- Relator(a)
- Ministro João Otávio de Noronha
- Órgão julgador
- Quarta Turma
- Data do julgamento
- 26/05/2025
- Data de publicação
- 02/06/2025
STJ – Acórdão, Rel. Ministro João Otávio de Noronha, Quarta Turma, j. 26/05/2025, p. 02/06/2025
DIREITO CIVIL. AGRAVO INTERNO NO RECURSO ESPECIAL. INDENIZAÇÃO POR DANOS MORAIS E HONORÁRIOS ADVOCATÍCIOS. AGRAVO DESPROVIDO . I. Caso em exame 1. Agravo interno interposto contra a decisão que não conheceu do recurso especial, mantendo a indenização por danos morais e os honorários advocatícios sobre o valor da condenação. II. Questão em discussão 2. A questão em discussão consiste em saber se o valor da indenização por danos morais e a fixação dos honorários advocatícios foram adequados, considerando a capacidade econômica das partes e a gravidade da conduta do agravado. III. Razões de decidir 3. A instância ordinária fixou o valor da indenização por danos morais, considerando a proporcionalidade entre a gravidade da ofensa, o grau de culpa e o porte socioeconômico do causador do dano, não havendo enriquecimento indevido da vítima. A revisão do valor da indenização demandaria o reexame de questões fático-probatórias, o que é vedado pela Súmula n. 7 do STJ. 4. A fixação dos honorários advocatícios está em conformidade com o § 2º do art. 85 do CPC e conforme a orientação do STJ no Tema n. 1.076. Aplica-se ao caso a Súmula n. 83 do STJ. IV. Dispositivo e tese 5. Agravo interno desprovido.

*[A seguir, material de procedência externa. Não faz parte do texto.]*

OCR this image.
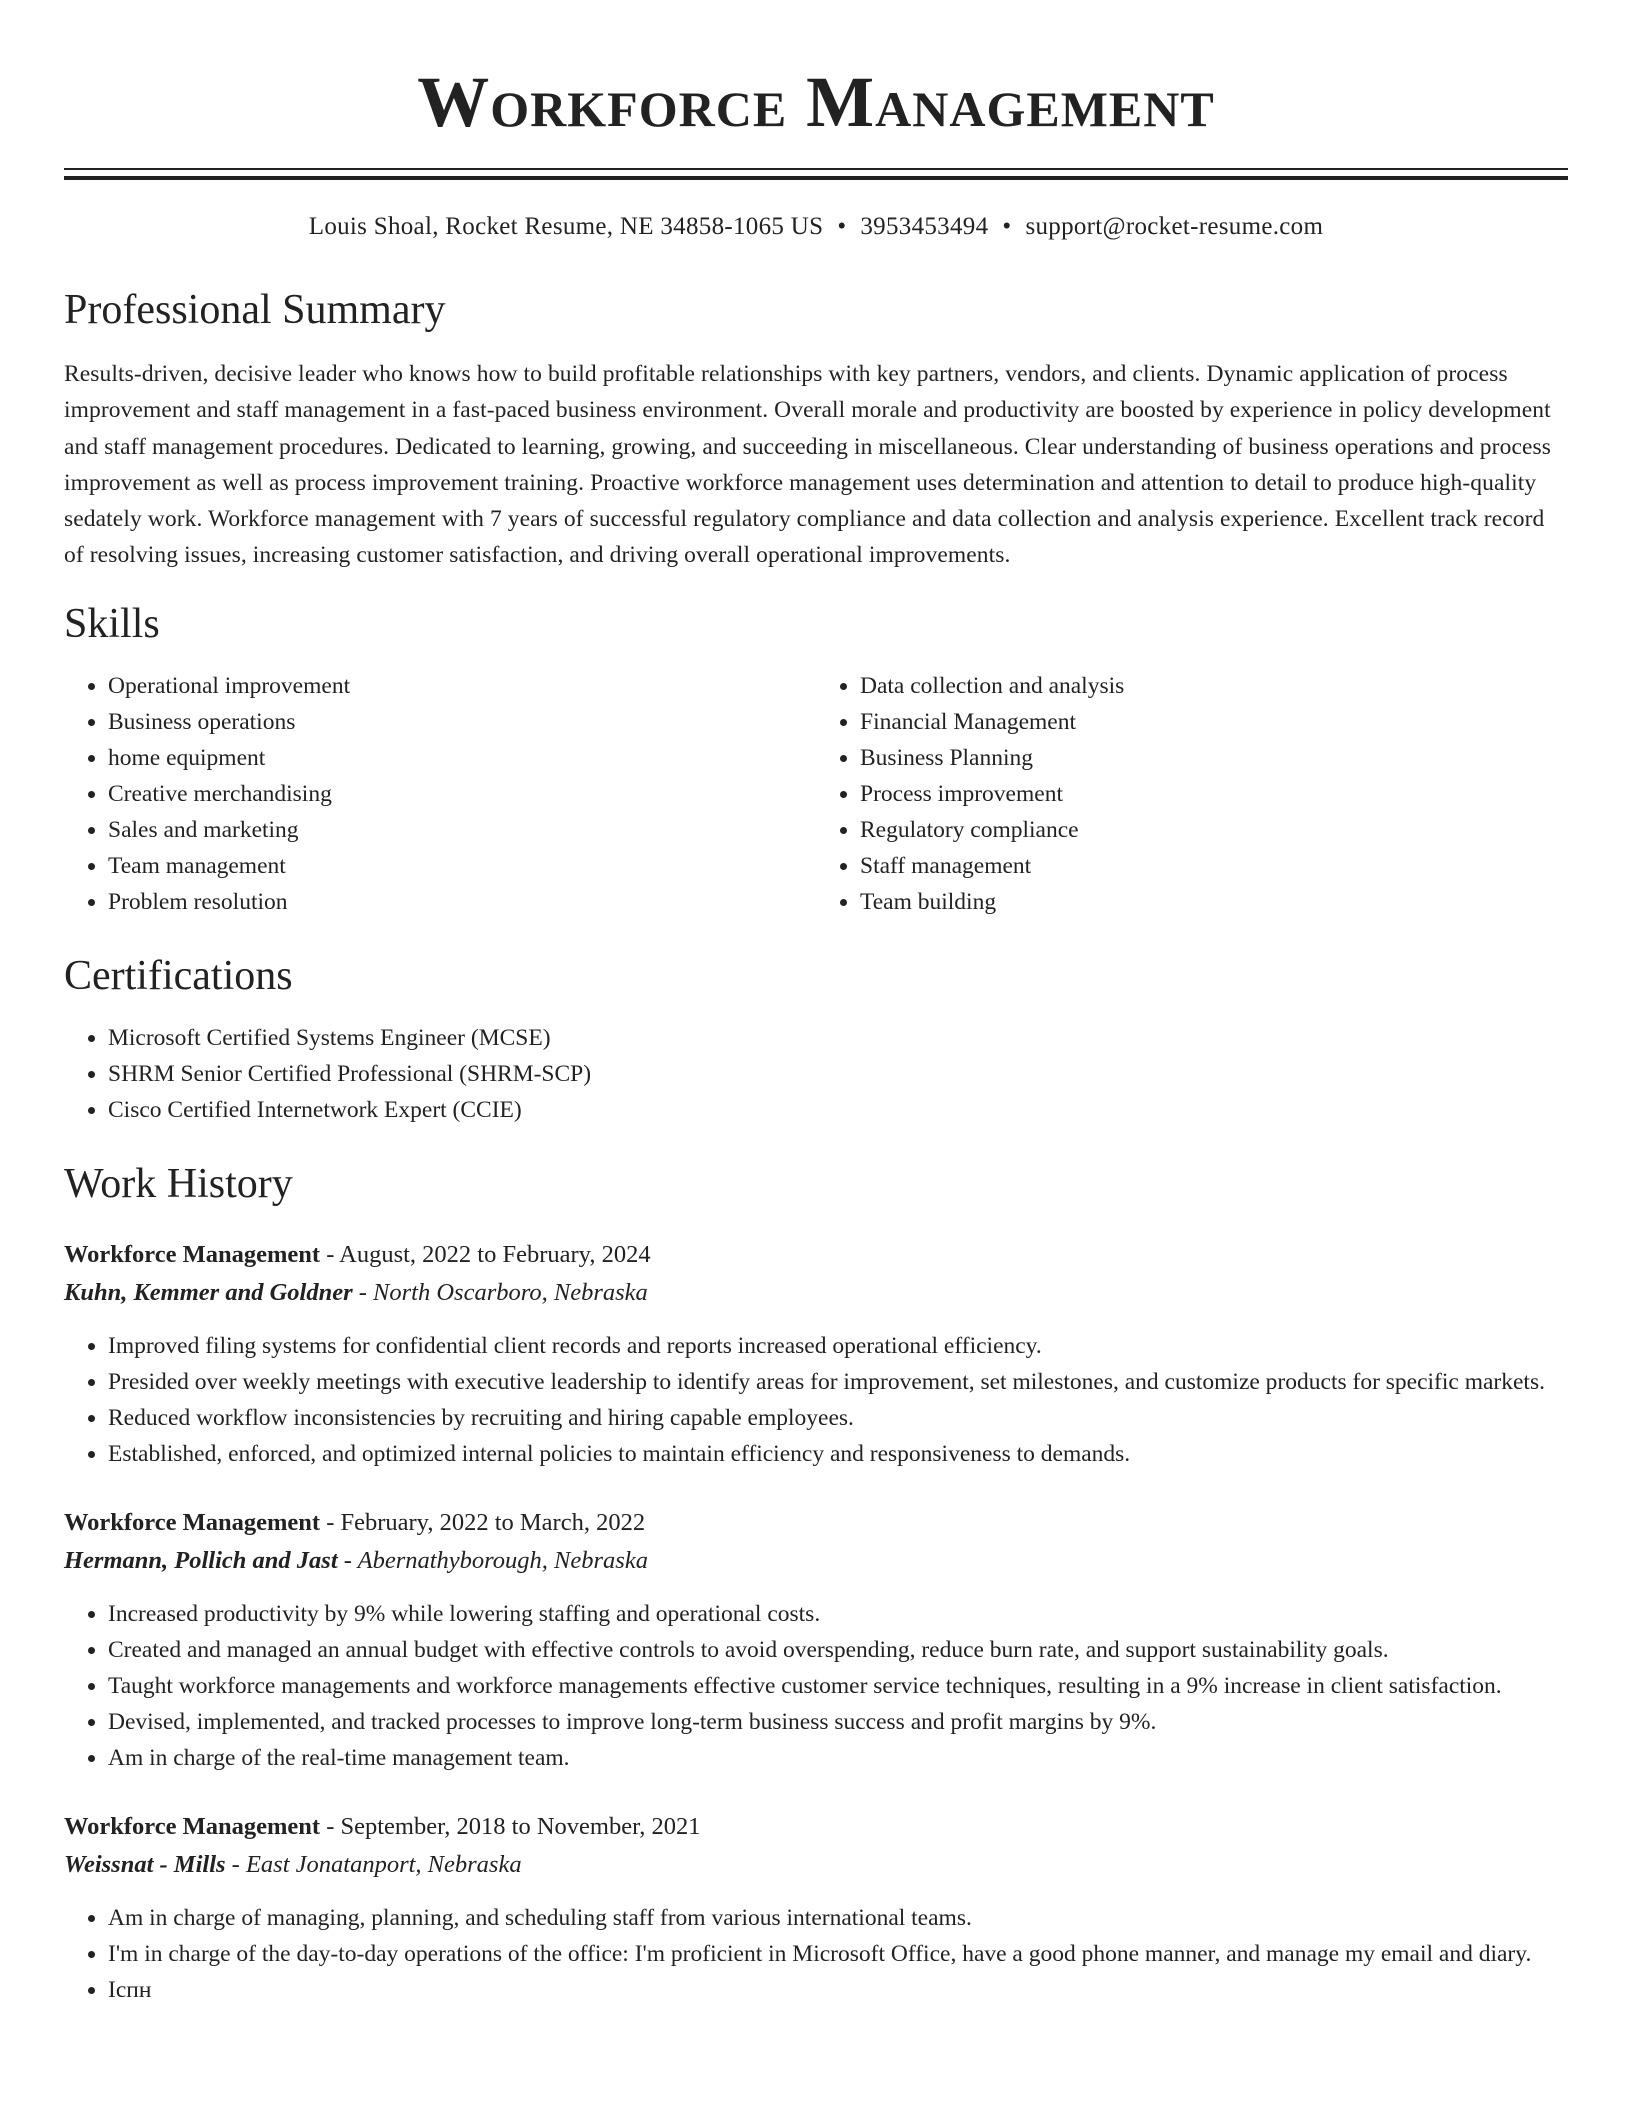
Workforce Management
Louis Shoal, Rocket Resume, NE 34858-1065 US • 3953453494 • support@rocket-resume.com
Professional Summary
Results-driven, decisive leader who knows how to build profitable relationships with key partners, vendors, and clients. Dynamic application of process improvement and staff management in a fast-paced business environment. Overall morale and productivity are boosted by experience in policy development and staff management procedures. Dedicated to learning, growing, and succeeding in miscellaneous. Clear understanding of business operations and process improvement as well as process improvement training. Proactive workforce management uses determination and attention to detail to produce high-quality sedately work. Workforce management with 7 years of successful regulatory compliance and data collection and analysis experience. Excellent track record of resolving issues, increasing customer satisfaction, and driving overall operational improvements.
Skills
• Operational improvement
• Business operations
• home equipment
• Creative merchandising
• Sales and marketing
• Team management
• Problem resolution
• Data collection and analysis
• Financial Management
• Business Planning
• Process improvement
• Regulatory compliance
• Staff management
• Team building
Certifications
• Microsoft Certified Systems Engineer (MCSE)
• SHRM Senior Certified Professional (SHRM-SCP)
• Cisco Certified Internetwork Expert (CCIE)
Work History
Workforce Management - August, 2022 to February, 2024
Kuhn, Kemmer and Goldner - North Oscarboro, Nebraska
• Improved filing systems for confidential client records and reports increased operational efficiency.
• Presided over weekly meetings with executive leadership to identify areas for improvement, set milestones, and customize products for specific markets.
• Reduced workflow inconsistencies by recruiting and hiring capable employees.
• Established, enforced, and optimized internal policies to maintain efficiency and responsiveness to demands.
Workforce Management - February, 2022 to March, 2022
Hermann, Pollich and Jast - Abernathyborough, Nebraska
• Increased productivity by 9% while lowering staffing and operational costs.
• Created and managed an annual budget with effective controls to avoid overspending, reduce burn rate, and support sustainability goals.
• Taught workforce managements and workforce managements effective customer service techniques, resulting in a 9% increase in client satisfaction.
• Devised, implemented, and tracked processes to improve long-term business success and profit margins by 9%.
• Am in charge of the real-time management team.
Workforce Management - September, 2018 to November, 2021
Weissnat - Mills - East Jonatanport, Nebraska
• Am in charge of managing, planning, and scheduling staff from various international teams.
• I'm in charge of the day-to-day operations of the office: I'm proficient in Microsoft Office, have a good phone manner, and manage my email and diary.
• Iспн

Tese de julgamento: "1. A revisão do valor da indenização por danos morais é inviável quando o montante fixado não se mostra irrisório ou exorbitante (Incidência da Súmula n. 7 do STJ). 2. O entendimento do tribunal de origem acerca dos honorários advocatícios está em consonância com a jurisprudência do STJ, atraindo a aplicação da Súmula n. 83 do STJ". Dispositivos relevantes citados: CC, art. 944; CPC, art. 85, §§ 2º e 8º. Jurisprudência relevante citada: STJ, REsp n. 1.850.512/SP, relator Ministro Og Fernandes, Corte Especial, julgado em 16/3/2022; STJ, REsp n. 1.933.685/SP, relatora Ministra Nancy Andrighi, Terceira Turma, julgado em 15/3/2022. (AgInt no REsp n. 2.173.335/PR, relator Ministro João Otávio de Noronha, Quarta Turma, julgado em 26/5/2025, DJEN de 2/6/2025.)